ASSEMBLY, No. 6245


with committee amendments






      The Assembly Health Committee reports favorably and with committee amendments Assembly Bill No. 6245.

     As amended, this bill amends the “Out-of-network Consumer Protection, Transparency, Cost Containment and Accountability Act” to revise certain aspects of the arbitration processes established in that act for claims involving health insurance carriers subject to the provisions of the act.

     The bill extends the amount of time that the insurance carrier and healthcare provider have to negotiate a settlement in the event of an inadvertent use of out-of-network services from 30 to 60 days, and extends the deadline for the carrier, provider, or covered person to initiate binding arbitration in the event of a failure to reach a settlement from within 30 days of the final offer to within 90 days of the final offer.

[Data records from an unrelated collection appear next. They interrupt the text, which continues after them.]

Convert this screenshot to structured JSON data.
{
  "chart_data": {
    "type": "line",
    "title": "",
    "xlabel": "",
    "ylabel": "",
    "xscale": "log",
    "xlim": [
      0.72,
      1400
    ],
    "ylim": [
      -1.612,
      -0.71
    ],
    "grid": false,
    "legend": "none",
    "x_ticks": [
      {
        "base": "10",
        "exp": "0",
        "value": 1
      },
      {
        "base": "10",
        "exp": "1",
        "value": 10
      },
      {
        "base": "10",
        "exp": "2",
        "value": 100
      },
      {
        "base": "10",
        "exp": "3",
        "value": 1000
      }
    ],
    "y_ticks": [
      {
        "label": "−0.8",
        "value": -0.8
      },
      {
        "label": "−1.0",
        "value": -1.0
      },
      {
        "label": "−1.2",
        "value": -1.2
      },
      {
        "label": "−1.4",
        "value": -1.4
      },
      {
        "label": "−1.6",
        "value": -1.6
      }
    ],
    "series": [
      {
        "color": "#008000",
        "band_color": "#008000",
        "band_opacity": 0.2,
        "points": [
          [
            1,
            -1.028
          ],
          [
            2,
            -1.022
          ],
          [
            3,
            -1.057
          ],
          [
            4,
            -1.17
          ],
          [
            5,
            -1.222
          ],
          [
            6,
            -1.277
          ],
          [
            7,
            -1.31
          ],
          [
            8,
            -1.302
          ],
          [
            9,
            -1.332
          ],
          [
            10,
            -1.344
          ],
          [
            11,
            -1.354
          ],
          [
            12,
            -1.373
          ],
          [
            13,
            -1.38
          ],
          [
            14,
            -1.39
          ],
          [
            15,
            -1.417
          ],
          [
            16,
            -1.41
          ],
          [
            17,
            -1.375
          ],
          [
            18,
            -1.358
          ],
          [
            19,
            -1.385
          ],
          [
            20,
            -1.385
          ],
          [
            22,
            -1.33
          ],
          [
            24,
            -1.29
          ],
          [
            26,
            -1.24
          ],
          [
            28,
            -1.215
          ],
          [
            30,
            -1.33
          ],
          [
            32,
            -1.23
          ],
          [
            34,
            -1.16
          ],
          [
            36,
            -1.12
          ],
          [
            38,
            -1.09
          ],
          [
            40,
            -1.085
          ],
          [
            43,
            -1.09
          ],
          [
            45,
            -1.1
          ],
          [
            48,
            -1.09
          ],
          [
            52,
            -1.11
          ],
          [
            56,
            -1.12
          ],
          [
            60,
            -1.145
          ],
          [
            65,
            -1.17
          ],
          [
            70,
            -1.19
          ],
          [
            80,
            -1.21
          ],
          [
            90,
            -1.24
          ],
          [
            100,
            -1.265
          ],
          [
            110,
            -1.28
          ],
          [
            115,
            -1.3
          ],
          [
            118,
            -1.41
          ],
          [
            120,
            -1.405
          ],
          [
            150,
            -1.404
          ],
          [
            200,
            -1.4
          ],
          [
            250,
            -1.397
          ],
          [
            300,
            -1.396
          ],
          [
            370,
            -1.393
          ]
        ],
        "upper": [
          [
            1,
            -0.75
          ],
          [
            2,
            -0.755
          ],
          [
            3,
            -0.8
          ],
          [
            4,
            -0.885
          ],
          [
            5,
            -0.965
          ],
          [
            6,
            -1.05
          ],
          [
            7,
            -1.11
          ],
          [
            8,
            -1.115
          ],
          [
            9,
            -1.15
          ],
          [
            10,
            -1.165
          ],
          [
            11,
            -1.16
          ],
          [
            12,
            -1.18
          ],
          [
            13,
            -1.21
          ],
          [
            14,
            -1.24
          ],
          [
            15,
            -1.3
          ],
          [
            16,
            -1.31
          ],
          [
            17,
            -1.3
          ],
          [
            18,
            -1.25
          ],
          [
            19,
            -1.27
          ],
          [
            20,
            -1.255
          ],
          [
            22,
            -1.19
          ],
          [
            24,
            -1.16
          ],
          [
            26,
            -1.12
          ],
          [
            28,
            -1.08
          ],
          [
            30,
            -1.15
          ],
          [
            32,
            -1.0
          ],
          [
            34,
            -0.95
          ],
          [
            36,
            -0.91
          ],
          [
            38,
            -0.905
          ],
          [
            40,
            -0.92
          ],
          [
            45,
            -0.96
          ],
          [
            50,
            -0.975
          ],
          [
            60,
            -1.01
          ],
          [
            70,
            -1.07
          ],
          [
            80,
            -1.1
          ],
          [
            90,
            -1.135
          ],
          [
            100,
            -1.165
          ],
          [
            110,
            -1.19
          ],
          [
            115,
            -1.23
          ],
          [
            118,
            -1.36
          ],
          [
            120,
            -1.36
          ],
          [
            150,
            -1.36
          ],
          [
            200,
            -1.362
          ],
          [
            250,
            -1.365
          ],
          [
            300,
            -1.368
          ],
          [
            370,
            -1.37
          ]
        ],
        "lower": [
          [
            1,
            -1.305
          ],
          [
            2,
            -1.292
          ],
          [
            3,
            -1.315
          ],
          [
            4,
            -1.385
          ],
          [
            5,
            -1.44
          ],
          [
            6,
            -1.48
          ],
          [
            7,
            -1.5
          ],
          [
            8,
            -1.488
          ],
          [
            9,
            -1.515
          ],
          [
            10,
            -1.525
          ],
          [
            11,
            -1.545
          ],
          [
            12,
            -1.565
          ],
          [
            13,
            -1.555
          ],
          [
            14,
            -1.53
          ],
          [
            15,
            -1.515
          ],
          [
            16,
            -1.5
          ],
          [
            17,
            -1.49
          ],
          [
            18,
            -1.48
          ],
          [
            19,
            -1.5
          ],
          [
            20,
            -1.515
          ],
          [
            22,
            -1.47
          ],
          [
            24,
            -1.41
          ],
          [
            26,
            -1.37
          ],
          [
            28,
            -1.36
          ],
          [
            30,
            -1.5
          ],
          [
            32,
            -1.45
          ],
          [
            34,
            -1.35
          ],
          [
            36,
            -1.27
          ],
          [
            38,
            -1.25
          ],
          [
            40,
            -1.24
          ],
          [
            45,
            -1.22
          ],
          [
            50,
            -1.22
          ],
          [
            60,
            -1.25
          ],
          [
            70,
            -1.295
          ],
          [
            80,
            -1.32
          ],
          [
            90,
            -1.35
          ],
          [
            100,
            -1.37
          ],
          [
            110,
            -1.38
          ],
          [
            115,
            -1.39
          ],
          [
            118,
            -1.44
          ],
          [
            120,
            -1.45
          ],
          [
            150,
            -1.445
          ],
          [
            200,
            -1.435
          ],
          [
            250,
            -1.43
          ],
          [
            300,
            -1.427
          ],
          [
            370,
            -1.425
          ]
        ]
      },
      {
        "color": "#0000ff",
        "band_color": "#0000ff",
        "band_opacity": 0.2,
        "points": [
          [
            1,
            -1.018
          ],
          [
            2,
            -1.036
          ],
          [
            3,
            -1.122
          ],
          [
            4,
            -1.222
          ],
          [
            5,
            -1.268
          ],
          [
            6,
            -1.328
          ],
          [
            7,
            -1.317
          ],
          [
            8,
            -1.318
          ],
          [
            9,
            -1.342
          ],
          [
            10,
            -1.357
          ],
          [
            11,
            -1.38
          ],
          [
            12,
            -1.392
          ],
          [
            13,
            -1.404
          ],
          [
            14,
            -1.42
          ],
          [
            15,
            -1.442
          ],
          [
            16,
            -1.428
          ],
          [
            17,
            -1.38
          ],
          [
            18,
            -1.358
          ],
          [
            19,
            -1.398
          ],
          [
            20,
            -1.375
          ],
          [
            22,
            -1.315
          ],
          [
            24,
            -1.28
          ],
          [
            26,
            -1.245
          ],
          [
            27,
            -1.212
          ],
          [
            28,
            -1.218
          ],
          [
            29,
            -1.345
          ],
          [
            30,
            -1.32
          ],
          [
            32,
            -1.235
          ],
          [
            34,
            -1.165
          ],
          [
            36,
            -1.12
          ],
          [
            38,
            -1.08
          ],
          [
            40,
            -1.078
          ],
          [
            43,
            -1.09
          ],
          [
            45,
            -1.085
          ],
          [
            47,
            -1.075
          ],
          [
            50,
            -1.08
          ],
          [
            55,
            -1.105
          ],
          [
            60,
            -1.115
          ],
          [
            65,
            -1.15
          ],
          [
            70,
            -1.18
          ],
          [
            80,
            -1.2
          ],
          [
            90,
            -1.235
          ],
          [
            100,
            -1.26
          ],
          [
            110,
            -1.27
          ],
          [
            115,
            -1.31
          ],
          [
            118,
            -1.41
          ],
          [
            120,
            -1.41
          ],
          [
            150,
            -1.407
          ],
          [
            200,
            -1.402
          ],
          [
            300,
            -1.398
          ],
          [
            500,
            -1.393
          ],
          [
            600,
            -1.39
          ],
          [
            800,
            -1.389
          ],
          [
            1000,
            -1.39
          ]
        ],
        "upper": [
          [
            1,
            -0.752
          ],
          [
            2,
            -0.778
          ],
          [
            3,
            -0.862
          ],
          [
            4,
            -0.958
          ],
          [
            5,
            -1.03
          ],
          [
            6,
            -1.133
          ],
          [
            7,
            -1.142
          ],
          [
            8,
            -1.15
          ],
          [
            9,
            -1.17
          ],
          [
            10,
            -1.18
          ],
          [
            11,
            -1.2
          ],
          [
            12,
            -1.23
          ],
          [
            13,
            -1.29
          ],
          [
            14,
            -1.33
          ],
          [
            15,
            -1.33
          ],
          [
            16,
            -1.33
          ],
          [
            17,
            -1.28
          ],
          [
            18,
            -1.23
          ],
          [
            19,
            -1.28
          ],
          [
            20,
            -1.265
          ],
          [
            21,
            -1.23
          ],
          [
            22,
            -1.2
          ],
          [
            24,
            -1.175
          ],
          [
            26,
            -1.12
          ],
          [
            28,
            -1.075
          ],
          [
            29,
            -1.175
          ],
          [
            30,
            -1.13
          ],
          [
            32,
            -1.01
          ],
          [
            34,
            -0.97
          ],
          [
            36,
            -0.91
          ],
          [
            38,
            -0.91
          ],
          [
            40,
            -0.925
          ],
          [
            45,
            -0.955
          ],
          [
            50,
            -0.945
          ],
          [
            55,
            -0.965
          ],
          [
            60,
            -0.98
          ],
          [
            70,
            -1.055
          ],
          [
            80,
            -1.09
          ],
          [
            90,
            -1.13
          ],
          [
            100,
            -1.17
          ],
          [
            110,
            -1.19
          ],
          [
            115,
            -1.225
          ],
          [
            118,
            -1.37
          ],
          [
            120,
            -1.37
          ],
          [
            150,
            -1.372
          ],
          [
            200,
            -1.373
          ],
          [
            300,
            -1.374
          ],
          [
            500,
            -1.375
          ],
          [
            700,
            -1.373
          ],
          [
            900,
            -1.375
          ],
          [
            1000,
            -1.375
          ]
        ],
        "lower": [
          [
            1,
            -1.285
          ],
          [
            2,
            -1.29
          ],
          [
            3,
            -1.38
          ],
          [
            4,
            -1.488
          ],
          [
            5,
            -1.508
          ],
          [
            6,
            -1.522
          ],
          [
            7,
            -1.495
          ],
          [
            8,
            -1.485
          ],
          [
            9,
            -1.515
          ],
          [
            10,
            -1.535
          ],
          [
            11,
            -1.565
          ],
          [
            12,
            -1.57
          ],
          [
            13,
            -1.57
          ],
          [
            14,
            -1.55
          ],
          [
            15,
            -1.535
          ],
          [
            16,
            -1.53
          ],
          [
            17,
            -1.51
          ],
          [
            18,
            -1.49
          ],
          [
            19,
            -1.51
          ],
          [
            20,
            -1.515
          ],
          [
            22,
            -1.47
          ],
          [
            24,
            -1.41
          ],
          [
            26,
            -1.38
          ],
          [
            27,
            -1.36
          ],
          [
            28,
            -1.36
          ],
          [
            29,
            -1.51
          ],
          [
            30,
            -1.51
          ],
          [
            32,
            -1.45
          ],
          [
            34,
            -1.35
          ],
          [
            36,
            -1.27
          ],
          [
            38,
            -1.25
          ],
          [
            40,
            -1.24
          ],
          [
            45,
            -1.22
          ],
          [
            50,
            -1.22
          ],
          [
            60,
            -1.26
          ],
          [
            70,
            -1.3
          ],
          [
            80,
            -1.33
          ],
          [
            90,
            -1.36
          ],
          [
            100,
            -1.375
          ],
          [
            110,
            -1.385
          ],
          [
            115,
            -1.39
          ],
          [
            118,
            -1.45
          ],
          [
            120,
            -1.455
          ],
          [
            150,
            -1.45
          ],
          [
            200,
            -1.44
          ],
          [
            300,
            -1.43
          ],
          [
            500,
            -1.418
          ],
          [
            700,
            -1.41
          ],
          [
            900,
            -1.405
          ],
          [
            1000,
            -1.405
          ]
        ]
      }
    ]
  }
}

The bill provides that, in order for binding arbitration to be initiated, the difference between a carrier’s and provider’s final offers be $1,000 or higher for a billed amount of $2,500 or more or $500 or higher for a billed amount of less than $2,500.

     The bill changes the certification requirement for arbitrators from a certification from the American Arbitration Association to a certification from the Department of Banking and Insurance.

      Finally, the bill requires an arbitrator to include detailed written findings with each decision.  The detailed written findings are to be an analysis of the decision including, but not be limited to, information concerning any databases, previous awards, or other documentation or arguments that contributed to the arbitrator’s decision.

      As reported by the committee with amendments, Assembly Bill No. 6245 is identical to Senate Bill No. 3458 (1R) which was also reported by the committee on this date.



      The committee amended the bill to:

      (1)  provide that, if the carrier and provider cannot agree on a final offer as a reimbursement rate, the carrier, provider, or covered person, as applicable, may initiate binding arbitration within 90 days of a final offer, rather than 180 days under the bill and 30 days under current law;

      (2)  remove a provision of the bill adding “medical office” to the definition of “health care facility”;

      (3)  provide that a carrier or out-of-network health care provider may initiate binding arbitration if attempts to negotiate reimbursement for services provided by an out-of-network health care provider do not result in a resolution of the payment dispute, and the difference between the carrier’s and the provider’s final offers is not less than $1,000 for a billed amount of $2,500 or more and not less than $500 for a billed amount of less than $2,500; and

      (4)  require an arbitrator to provide detailed written findings of each decision.